A breathtaking show for an audience of one

Issue 95 : Mar/Apr 2014
It’s just past 2 a.m. The only sound is the velvet swish of water sliding along the hull. We’re about 50 miles offshore with no sign of human habitation in sight — only Mother Ocean, glowing ethereal silver under the full moon, stars without number, my lonely soul, and the sailboat. The feeling of glorious isolation is existential.
I am perfect.
A large splash next to the boat is totally unexpected. It almost scares me out of my skin. Did something fall overboard? No, it’s a dolphin jumping beside the boat — one, two, an entire pod. I wasn’t expecting company tonight. Yet my isolation is unbroken, these creatures are alien — muscular slippery denizens of a deep I cannot know.

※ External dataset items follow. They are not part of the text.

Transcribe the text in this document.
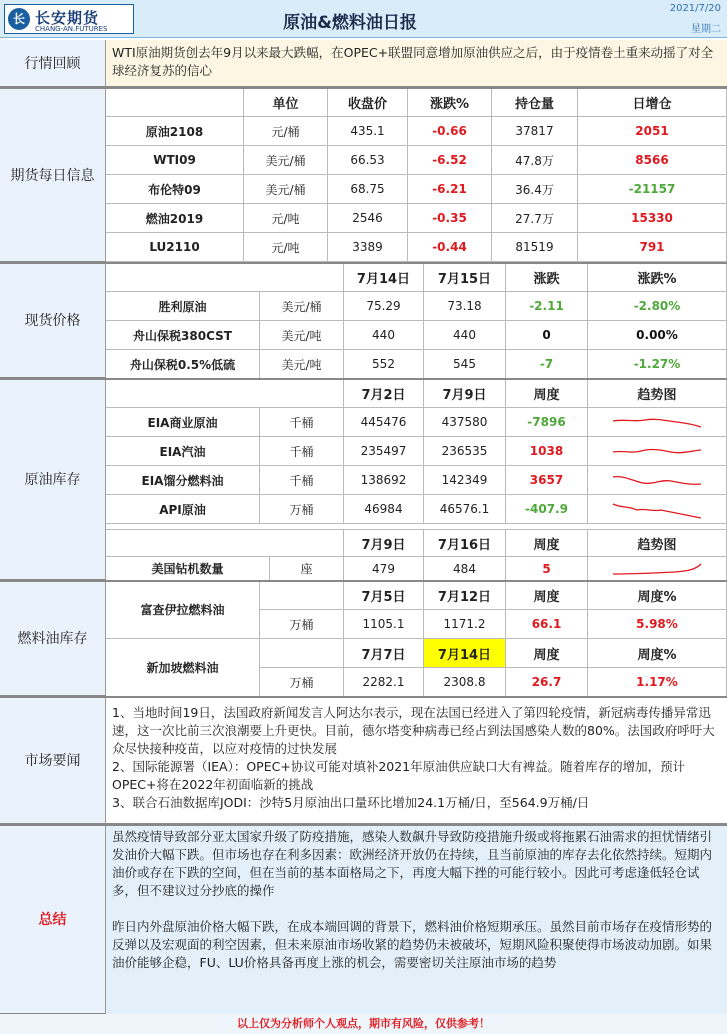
长 长安期货
CHANG-AN.FUTURES	原油&燃料油日报
2021/7/20
星期二
行情回顾
WTI原油期货创去年9月以来最大跌幅，在OPEC+联盟同意增加原油供应之后，由于疫情卷土重来动摇了对全球经济复苏的信心
期货每日信息
单位	收盘价	涨跌%	持仓量	日增仓
原油2108	元/桶	435.1	-0.66	37817	2051
WTI09	美元/桶	66.53	-6.52	47.8万	8566
布伦特09	美元/桶	68.75	-6.21	36.4万	-21157
燃油2019	元/吨	2546	-0.35	27.7万	15330
LU2110	元/吨	3389	-0.44	81519	791
现货价格
7月14日	7月15日	涨跌	涨跌%
胜利原油	美元/桶	75.29	73.18	-2.11	-2.80%
舟山保税380CST	美元/吨	440	440	0	0.00%
舟山保税0.5%低硫	美元/吨	552	545	-7	-1.27%
原油库存
7月2日	7月9日	周度	趋势图
EIA商业原油	千桶	445476	437580	-7896
EIA汽油	千桶	235497	236535	1038
EIA馏分燃料油	千桶	138692	142349	3657
API原油	万桶	46984	46576.1	-407.9
7月9日	7月16日	周度	趋势图
美国钻机数量	座	479	484	5
燃料油库存
富查伊拉燃料油
7月5日	7月12日	周度	周度%
万桶	1105.1	1171.2	66.1	5.98%
新加坡燃料油
7月7日	7月14日	周度	周度%
万桶	2282.1	2308.8	26.7	1.17%
市场要闻
1、当地时间19日，法国政府新闻发言人阿达尔表示，现在法国已经进入了第四轮疫情，新冠病毒传播异常迅速，这一次比前三次浪潮要上升更快。目前，德尔塔变种病毒已经占到法国感染人数的80%。法国政府呼吁大众尽快接种疫苗，以应对疫情的过快发展
2、国际能源署（IEA）：OPEC+协议可能对填补2021年原油供应缺口大有裨益。随着库存的增加，预计OPEC+将在2022年初面临新的挑战
3、联合石油数据库JODI：沙特5月原油出口量环比增加24.1万桶/日，至564.9万桶/日
总结
虽然疫情导致部分亚太国家升级了防疫措施，感染人数飙升导致防疫措施升级或将拖累石油需求的担忧情绪引发油价大幅下跌。但市场也存在利多因素：欧洲经济开放仍在持续，且当前原油的库存去化依然持续。短期内油价或存在下跌的空间，但在当前的基本面格局之下，再度大幅下挫的可能行较小。因此可考虑逢低轻仓试多，但不建议过分抄底的操作
昨日内外盘原油价格大幅下跌，在成本端回调的背景下，燃料油价格短期承压。虽然目前市场存在疫情形势的反弹以及宏观面的利空因素，但未来原油市场收紧的趋势仍未被破坏，短期风险积聚使得市场波动加剧。如果油价能够企稳，FU、LU价格具备再度上涨的机会，需要密切关注原油市场的趋势
以上仅为分析师个人观点，期市有风险，仅供参考！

Even so, we share a living sea tonight for the water is alive with both the large and the small — the dolphins making their surprise appearance along with microscopic dinoflagellates burning yellow-green in the sea. The boat has been trailing a ribbon of faint green fire for hours, bioluminescent celebrations of the life force at a scale too small to see with the human eye. We have just sailed into an extremely bright patch, a glowing carpet on a black ocean. The pod of dolphins explodes the water with bioluminescence like it’s the Fourth of July. The scene is beyond words. Dolphins leap from the water, glowing apparitions I can scarcely believe. As they swim, they disturb the tiny light-emitting algae in the water and trigger luciferin, the chemical of magical backyard twinkling that is the firefly’s sexual fire. The algae-laden water coats the airborne dolphins with glowing sheets of neon fire. When they dive back into the water, living arrows of light, they trace paths — dolphin-shaped tunnels of bioluminescence. The glowing underwater tubes vanish as quickly as they appear, leaving me with an afterimage in my eyes and stunned with the intensity of raw beauty. It is a thousand sunsets at once.
My breath is gone, a bird flown from my chest.
Several young dolphins surf the bow wave of the sailboat. There are three on each side — a biological jet-fighter escort. The night is dark and the sea is black. My escorts leave glowing trails behind them, three lines of fire paralleling each side of the boat. It’s as if Poseidon himself assigned these creatures to protect me.
The large dolphin swimming beside the cockpit trails a 2-foot-diameter tunnel of light in the dark sea as elegantly as a beautiful woman wears an evening gown. He rolls a bit and makes eye contact with me for a long second. A friendly squeak and he dives deep. Coming up beside the boat like a phosphorescent missile, he does a mid-air half turn and splashes back with an explosion of green light that’s simply unbelievable. Then he comes back and makes eye contact again, as if to say, “What did you think of that?”
This dolphin is showing off.
It’s just past 2 a.m. I’m on a sailboat miles from land, the only other person aboard is sound asleep belowdecks, and I’m communicating with a different species. This is what cruising is all about.
After a time measured on a clock of maybe 10 minutes, but measured by my soul as perhaps forever, the pod angles away into the night, continuing whatever mysterious voyage they must be on. I watch as the streaks of light move across the star-speckled surface of the Gulf of Mexico.
I remember to breathe.
Butch Evans got his start sailing with a 15-foot West Wight Potter on the windy lakes of Kansas. A few years later, he was astounded to find himself cruising an Island Packet 38 in the Bahamas. Currently boatless, he lives nestled up against the Smoky Mountains where he hikes, bikes, writes, enjoys unlimited hot water, and schemes for the next boat.